Tal como todas as fêmeas de mamíferos, o primeiro cio das gatas surge durante a puberdade, pelo que, a partir desse momento, são férteis. No entanto, o primeiro cio nem sempre surge na mesma idade em todas as gatas, sendo por isso variável, embora surja habitualmente entre os 8 e os 10 meses de idade.

Os fatores que determinam o início da puberdade são o peso da fêmea e a raça. Contudo, existem outros fatores externos que também têm influência. Assim, as gatas devem ter um peso mínimo para entrar no cio e determinadas raças, como a siamesa, são mais precoces do que outras, como a persa.
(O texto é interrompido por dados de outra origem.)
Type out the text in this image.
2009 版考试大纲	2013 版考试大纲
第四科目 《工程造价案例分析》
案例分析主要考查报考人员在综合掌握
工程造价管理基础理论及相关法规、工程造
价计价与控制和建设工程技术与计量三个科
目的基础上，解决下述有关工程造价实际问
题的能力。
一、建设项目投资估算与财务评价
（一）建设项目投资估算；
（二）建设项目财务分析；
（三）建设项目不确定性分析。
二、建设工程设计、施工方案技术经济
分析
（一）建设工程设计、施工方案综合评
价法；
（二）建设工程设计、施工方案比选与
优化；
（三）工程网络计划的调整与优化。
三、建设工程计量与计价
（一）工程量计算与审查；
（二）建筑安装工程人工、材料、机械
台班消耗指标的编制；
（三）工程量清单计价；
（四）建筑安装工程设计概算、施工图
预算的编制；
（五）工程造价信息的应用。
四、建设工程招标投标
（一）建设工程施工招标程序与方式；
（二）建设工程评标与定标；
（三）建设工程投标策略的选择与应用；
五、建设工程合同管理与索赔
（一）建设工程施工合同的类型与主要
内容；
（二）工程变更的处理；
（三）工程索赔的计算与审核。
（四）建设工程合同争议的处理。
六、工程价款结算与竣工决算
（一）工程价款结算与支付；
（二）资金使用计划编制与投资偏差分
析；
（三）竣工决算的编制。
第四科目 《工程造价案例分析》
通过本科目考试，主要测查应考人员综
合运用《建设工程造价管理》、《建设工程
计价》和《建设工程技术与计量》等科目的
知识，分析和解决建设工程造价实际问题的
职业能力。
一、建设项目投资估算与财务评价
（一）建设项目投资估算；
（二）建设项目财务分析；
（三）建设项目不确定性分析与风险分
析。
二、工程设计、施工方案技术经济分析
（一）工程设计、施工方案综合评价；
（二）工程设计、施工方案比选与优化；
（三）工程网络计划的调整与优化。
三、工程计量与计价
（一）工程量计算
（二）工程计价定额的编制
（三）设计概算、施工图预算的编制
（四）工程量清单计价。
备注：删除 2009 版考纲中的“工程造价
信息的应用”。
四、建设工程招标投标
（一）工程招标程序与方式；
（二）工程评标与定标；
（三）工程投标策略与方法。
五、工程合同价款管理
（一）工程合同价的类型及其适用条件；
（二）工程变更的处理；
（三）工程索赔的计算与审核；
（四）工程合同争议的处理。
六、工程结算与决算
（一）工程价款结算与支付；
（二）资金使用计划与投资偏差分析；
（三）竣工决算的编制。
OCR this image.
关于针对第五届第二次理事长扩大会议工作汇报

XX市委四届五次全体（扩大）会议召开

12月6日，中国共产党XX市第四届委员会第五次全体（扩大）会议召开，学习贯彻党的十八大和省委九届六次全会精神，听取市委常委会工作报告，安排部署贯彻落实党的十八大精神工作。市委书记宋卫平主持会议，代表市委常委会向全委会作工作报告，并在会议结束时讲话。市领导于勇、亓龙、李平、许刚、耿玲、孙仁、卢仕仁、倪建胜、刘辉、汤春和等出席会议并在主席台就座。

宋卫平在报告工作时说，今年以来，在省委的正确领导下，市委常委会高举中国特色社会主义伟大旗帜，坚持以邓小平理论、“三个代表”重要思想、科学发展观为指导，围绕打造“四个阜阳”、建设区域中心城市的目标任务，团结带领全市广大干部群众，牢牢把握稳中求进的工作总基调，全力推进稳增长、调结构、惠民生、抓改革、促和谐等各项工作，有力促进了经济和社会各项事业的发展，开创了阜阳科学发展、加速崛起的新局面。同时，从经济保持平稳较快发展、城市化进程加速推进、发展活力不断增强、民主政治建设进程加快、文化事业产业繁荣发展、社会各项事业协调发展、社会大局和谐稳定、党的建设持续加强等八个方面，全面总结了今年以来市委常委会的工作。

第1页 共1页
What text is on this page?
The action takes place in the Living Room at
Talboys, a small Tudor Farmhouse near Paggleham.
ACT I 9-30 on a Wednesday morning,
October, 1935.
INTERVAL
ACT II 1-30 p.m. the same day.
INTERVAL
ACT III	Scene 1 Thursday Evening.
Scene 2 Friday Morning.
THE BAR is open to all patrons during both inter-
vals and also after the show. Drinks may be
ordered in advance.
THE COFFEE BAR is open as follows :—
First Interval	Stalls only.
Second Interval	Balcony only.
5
Entre os fatores externos que interferem com o aparecimento do cio encontram-se a proximidade de um macho e o aumento das horas de luz do dia. Por isso é que a época habitual do cio das gatas começa na primavera. No entanto, o cio das gatas é muito peculiar porque, ao contrário das cadelas, pode repetir-se em intervalos de duas ou três semanas e não sangram.
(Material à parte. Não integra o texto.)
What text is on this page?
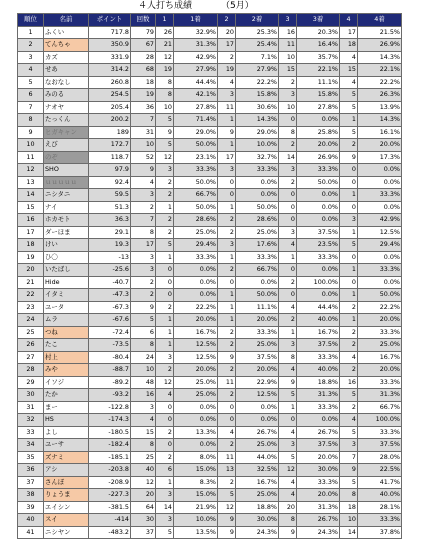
４人打ち成績	（5月）
順位	名前	ポイント	回数	1	1着	2	2着	3	3着	4	4着
1	ふくい	717.8	79	26	32.9%	20	25.3%	16	20.3%	17	21.5%
2	てんちゃ	350.9	67	21	31.3%	17	25.4%	11	16.4%	18	26.9%
3	カズ	331.9	28	12	42.9%	2	7.1%	10	35.7%	4	14.3%
4	せあ	314.2	68	19	27.9%	19	27.9%	15	22.1%	15	22.1%
5	なおなし	260.8	18	8	44.4%	4	22.2%	2	11.1%	4	22.2%
6	みのる	254.5	19	8	42.1%	3	15.8%	3	15.8%	5	26.3%
7	ナオヤ	205.4	36	10	27.8%	11	30.6%	10	27.8%	5	13.9%
8	たっくん	200.2	7	5	71.4%	1	14.3%	0	0.0%	1	14.3%
9	ヒガキャン	189	31	9	29.0%	9	29.0%	8	25.8%	5	16.1%
10	えび	172.7	10	5	50.0%	1	10.0%	2	20.0%	2	20.0%
11	のぞ	118.7	52	12	23.1%	17	32.7%	14	26.9%	9	17.3%
12	SHO	97.9	9	3	33.3%	3	33.3%	3	33.3%	0	0.0%
13	ｕｕｕｕｕ	92.4	4	2	50.0%	0	0.0%	2	50.0%	0	0.0%
14	ニシタニ	59.5	3	2	66.7%	0	0.0%	0	0.0%	1	33.3%
15	ナイ	51.3	2	1	50.0%	1	50.0%	0	0.0%	0	0.0%
16	ホカモト	36.3	7	2	28.6%	2	28.6%	0	0.0%	3	42.9%
17	ダーほま	29.1	8	2	25.0%	2	25.0%	3	37.5%	1	12.5%
18	けい	19.3	17	5	29.4%	3	17.6%	4	23.5%	5	29.4%
19	ひ〇	-13	3	1	33.3%	1	33.3%	1	33.3%	0	0.0%
20	いたばし	-25.6	3	0	0.0%	2	66.7%	0	0.0%	1	33.3%
21	Hide	-40.7	2	0	0.0%	0	0.0%	2	100.0%	0	0.0%
22	イタミ	-47.3	2	0	0.0%	1	50.0%	0	0.0%	1	50.0%
23	ユータ	-67.3	9	2	22.2%	1	11.1%	4	44.4%	2	22.2%
24	ムラ	-67.6	5	1	20.0%	1	20.0%	2	40.0%	1	20.0%
25	つね	-72.4	6	1	16.7%	2	33.3%	1	16.7%	2	33.3%
26	たこ	-73.5	8	1	12.5%	2	25.0%	3	37.5%	2	25.0%
27	村上	-80.4	24	3	12.5%	9	37.5%	8	33.3%	4	16.7%
28	みや	-88.7	10	2	20.0%	2	20.0%	4	40.0%	2	20.0%
29	イソジ	-89.2	48	12	25.0%	11	22.9%	9	18.8%	16	33.3%
30	たか	-93.2	16	4	25.0%	2	12.5%	5	31.3%	5	31.3%
31	まー	-122.8	3	0	0.0%	0	0.0%	1	33.3%	2	66.7%
32	HS	-174.3	4	0	0.0%	0	0.0%	0	0.0%	4	100.0%
33	よし	-180.5	15	2	13.3%	4	26.7%	4	26.7%	5	33.3%
34	ユーサ	-182.4	8	0	0.0%	2	25.0%	3	37.5%	3	37.5%
35	ズナミ	-185.1	25	2	8.0%	11	44.0%	5	20.0%	7	28.0%
36	アシ	-203.8	40	6	15.0%	13	32.5%	12	30.0%	9	22.5%
37	さんぼ	-208.9	12	1	8.3%	2	16.7%	4	33.3%	5	41.7%
38	りょうま	-227.3	20	3	15.0%	5	25.0%	4	20.0%	8	40.0%
39	エイシン	-381.5	64	14	21.9%	12	18.8%	20	31.3%	18	28.1%
40	スイ	-414	30	3	10.0%	9	30.0%	8	26.7%	10	33.3%
41	ニシヤン	-483.2	37	5	13.5%	9	24.3%	9	24.3%	14	37.8%
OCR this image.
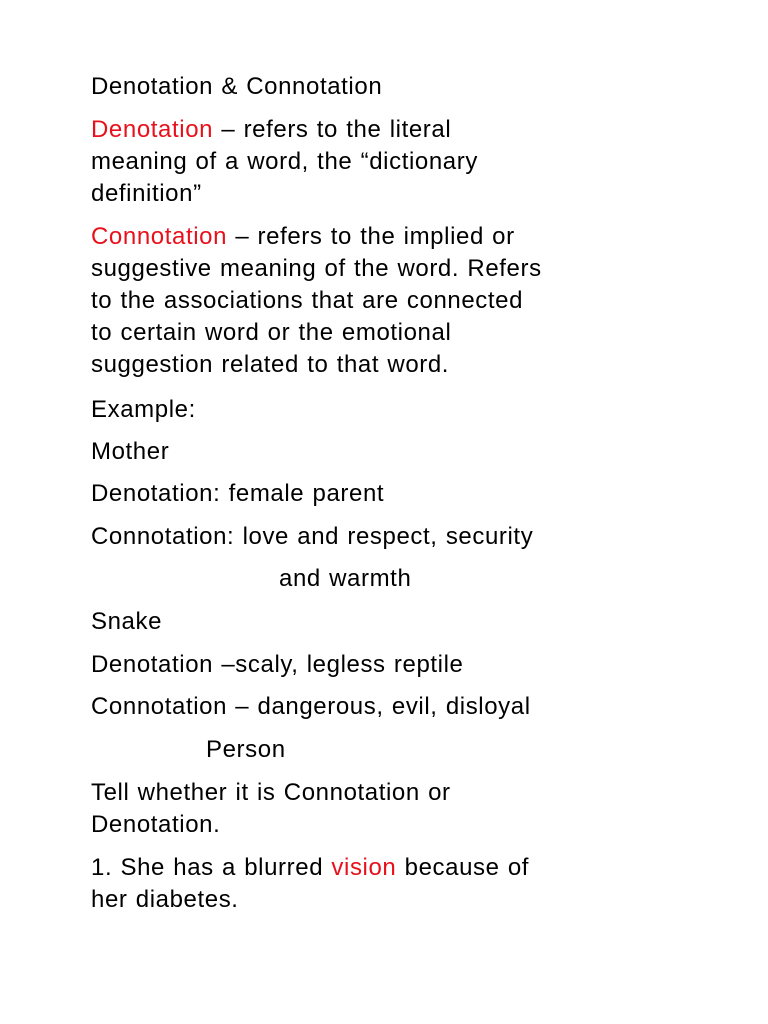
Denotation & Connotation
Denotation – refers to the literal
meaning of a word, the “dictionary
definition”
Connotation – refers to the implied or
suggestive meaning of the word. Refers
to the associations that are connected
to certain word or the emotional
suggestion related to that word.
Example:
Mother
Denotation: female parent
Connotation: love and respect, security
and warmth
Snake
Denotation –scaly, legless reptile
Connotation – dangerous, evil, disloyal
Person
Tell whether it is Connotation or
Denotation.
1. She has a blurred vision because of
her diabetes.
É precisamente por causa da influência das horas de luz do dia que é bastante frequente as gatas, que vivem dentro de casa com aquecimento e luz artificial, tenham o cio mesmo no inverno.

O cio das gatas produz mudanças do seu comportamento, pelo que, não só ficam mais caprichosas e reclamam a nossa atenção constantemente, como também é frequente miarem muito, esfregarem-se por toda a parte, arquearem-se e ficarem rígidas quando são tocadas; na verdade, estão a adotar uma posição semelhante à da cópula, chamada “lordose”: com o lombo descido e a cauda desviada lateralmente.
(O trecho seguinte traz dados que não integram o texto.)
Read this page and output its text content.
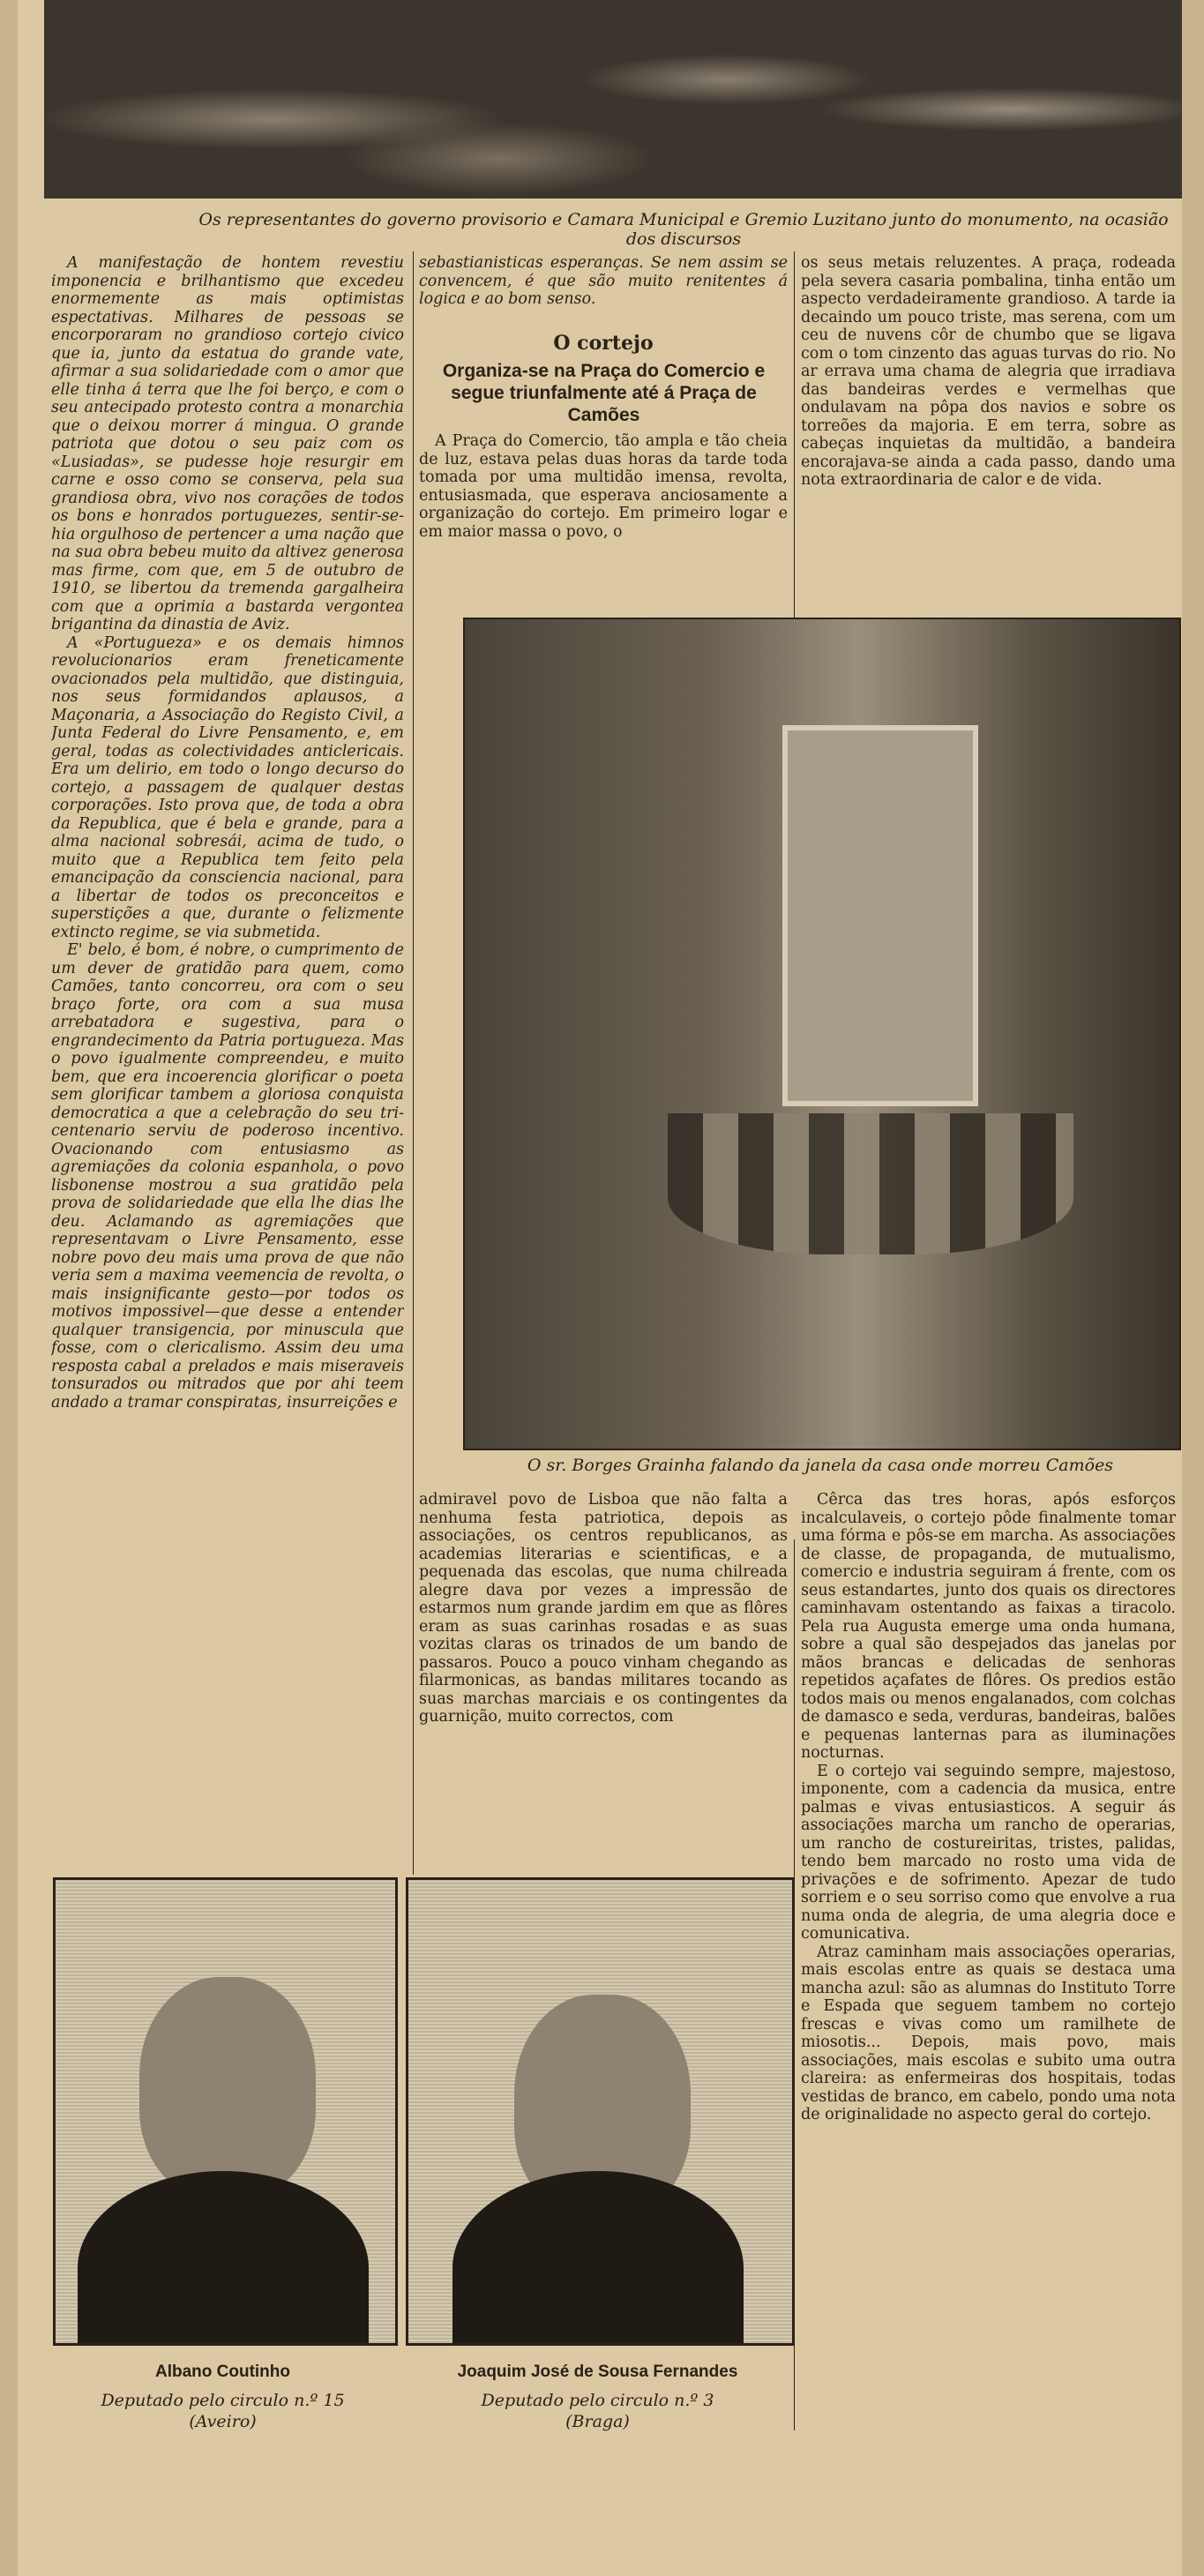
Os representantes do governo provisorio e Camara Municipal e Gremio Luzitano junto do monumento, na ocasião dos discursos

A manifestação de hontem revestiu imponencia e brilhantismo que excedeu enormemente as mais optimistas espectativas. Milhares de pessoas se encorporaram no grandioso cortejo civico que ia, junto da estatua do grande vate, afirmar a sua solidariedade com o amor que elle tinha á terra que lhe foi berço, e com o seu antecipado protesto contra a monarchia que o deixou morrer á mingua. O grande patriota que dotou o seu paiz com os «Lusiadas», se pudesse hoje resurgir em carne e osso como se conserva, pela sua grandiosa obra, vivo nos corações de todos os bons e honrados portuguezes, sentir-se-hia orgulhoso de pertencer a uma nação que na sua obra bebeu muito da altivez generosa mas firme, com que, em 5 de outubro de 1910, se libertou da tremenda gargalheira com que a oprimia a bastarda vergontea brigantina da dinastia de Aviz.

A «Portugueza» e os demais himnos revolucionarios eram freneticamente ovacionados pela multidão, que distinguia, nos seus formidandos aplausos, a Maçonaria, a Associação do Registo Civil, a Junta Federal do Livre Pensamento, e, em geral, todas as colectividades anticlericais. Era um delirio, em todo o longo decurso do cortejo, a passagem de qualquer destas corporações. Isto prova que, de toda a obra da Republica, que é bela e grande, para a alma nacional sobresái, acima de tudo, o muito que a Republica tem feito pela emancipação da consciencia nacional, para a libertar de todos os preconceitos e superstições a que, durante o felizmente extincto regime, se via submetida.

E' belo, é bom, é nobre, o cumprimento de um dever de gratidão para quem, como Camões, tanto concorreu, ora com o seu braço forte, ora com a sua musa arrebatadora e sugestiva, para o engrandecimento da Patria portugueza. Mas o povo igualmente compreendeu, e muito bem, que era incoerencia glorificar o poeta sem glorificar tambem a gloriosa conquista democratica a que a celebração do seu tri-centenario serviu de poderoso incentivo. Ovacionando com entusiasmo as agremiações da colonia espanhola, o povo lisbonense mostrou a sua gratidão pela prova de solidariedade que ella lhe dias lhe deu. Aclamando as agremiações que representavam o Livre Pensamento, esse nobre povo deu mais uma prova de que não veria sem a maxima veemencia de revolta, o mais insignificante gesto—por todos os motivos impossivel—que desse a entender qualquer transigencia, por minuscula que fosse, com o clericalismo. Assim deu uma resposta cabal a prelados e mais miseraveis tonsurados ou mitrados que por ahi teem andado a tramar conspiratas, insurreições e

sebastianisticas esperanças. Se nem assim se convencem, é que são muito renitentes á logica e ao bom senso.

O cortejo
Organiza-se na Praça do Comercio e segue triunfalmente até á Praça de Camões

A Praça do Comercio, tão ampla e tão cheia de luz, estava pelas duas horas da tarde toda tomada por uma multidão imensa, revolta, entusiasmada, que esperava anciosamente a organização do cortejo. Em primeiro logar e em maior massa o povo, o

os seus metais reluzentes. A praça, rodeada pela severa casaria pombalina, tinha então um aspecto verdadeiramente grandioso. A tarde ia decaindo um pouco triste, mas serena, com um ceu de nuvens côr de chumbo que se ligava com o tom cinzento das aguas turvas do rio. No ar errava uma chama de alegria que irradiava das bandeiras verdes e vermelhas que ondulavam na pôpa dos navios e sobre os torreões da majoria. E em terra, sobre as cabeças inquietas da multidão, a bandeira encorajava-se ainda a cada passo, dando uma nota extraordinaria de calor e de vida.

O sr. Borges Grainha falando da janela da casa onde morreu Camões

admiravel povo de Lisboa que não falta a nenhuma festa patriotica, depois as associações, os centros republicanos, as academias literarias e scientificas, e a pequenada das escolas, que numa chilreada alegre dava por vezes a impressão de estarmos num grande jardim em que as flôres eram as suas carinhas rosadas e as suas vozitas claras os trinados de um bando de passaros. Pouco a pouco vinham chegando as filarmonicas, as bandas militares tocando as suas marchas marciais e os contingentes da guarnição, muito correctos, com

Cêrca das tres horas, após esforços incalculaveis, o cortejo pôde finalmente tomar uma fórma e pôs-se em marcha. As associações de classe, de propaganda, de mutualismo, comercio e industria seguiram á frente, com os seus estandartes, junto dos quais os directores caminhavam ostentando as faixas a tiracolo. Pela rua Augusta emerge uma onda humana, sobre a qual são despejados das janelas por mãos brancas e delicadas de senhoras repetidos açafates de flôres. Os predios estão todos mais ou menos engalanados, com colchas de damasco e seda, verduras, bandeiras, balões e pequenas lanternas para as iluminações nocturnas.

E o cortejo vai seguindo sempre, majestoso, imponente, com a cadencia da musica, entre palmas e vivas entusiasticos. A seguir ás associações marcha um rancho de operarias, um rancho de costureiritas, tristes, palidas, tendo bem marcado no rosto uma vida de privações e de sofrimento. Apezar de tudo sorriem e o seu sorriso como que envolve a rua numa onda de alegria, de uma alegria doce e comunicativa.

Atraz caminham mais associações operarias, mais escolas entre as quais se destaca uma mancha azul: são as alumnas do Instituto Torre e Espada que seguem tambem no cortejo frescas e vivas como um ramilhete de miosotis... Depois, mais povo, mais associações, mais escolas e subito uma outra clareira: as enfermeiras dos hospitais, todas vestidas de branco, em cabelo, pondo uma nota de originalidade no aspecto geral do cortejo.

Albano Coutinho
Deputado pelo circulo n.º 15
(Aveiro)
Joaquim José de Sousa Fernandes
Deputado pelo circulo n.º 3
(Braga)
O cio representa uma altura de stress para a gata, especialmente quando não pode copular, pelo que se recomenda a esterilização cirúrgica. Além disso, foi demonstrado que a gata não necessita de procriar para manter a sua saúde, antes pelo contrário, uma vez que já foi comprovado que a esterilização precoce minimiza o risco de tumores mamários na idade adulta.

Portanto, a recomendação é a esterilização, o que não só evita ninhadas indesejadas, como também evita os inconvenientes do cio, como o miar intenso, agitação e fugas, assim como as doenças que derivam da atividade sexual, como as infeções uterinas.

Embora não o recomendemos, se quiser que a sua gata tenha crias, deve esperar até que esta tenha completado o seu desenvolvimento, mesmo que seja fértil muito antes disso. O ideal é não a cruzar enquanto não tiver acabado de crescer, ou seja, a partir dos 18 meses de idade, para que não haja danos para a sua saúde.

Ainda assim, insistimos, a gata não precisa de procriar para “ser feliz” e deixar que tenha cios constantes, sem que se cruze com um macho, implica um sofrimento para ela e para as pessoas com quem vive… Já para não falar dos miados que todos os vizinhos podem ouvir.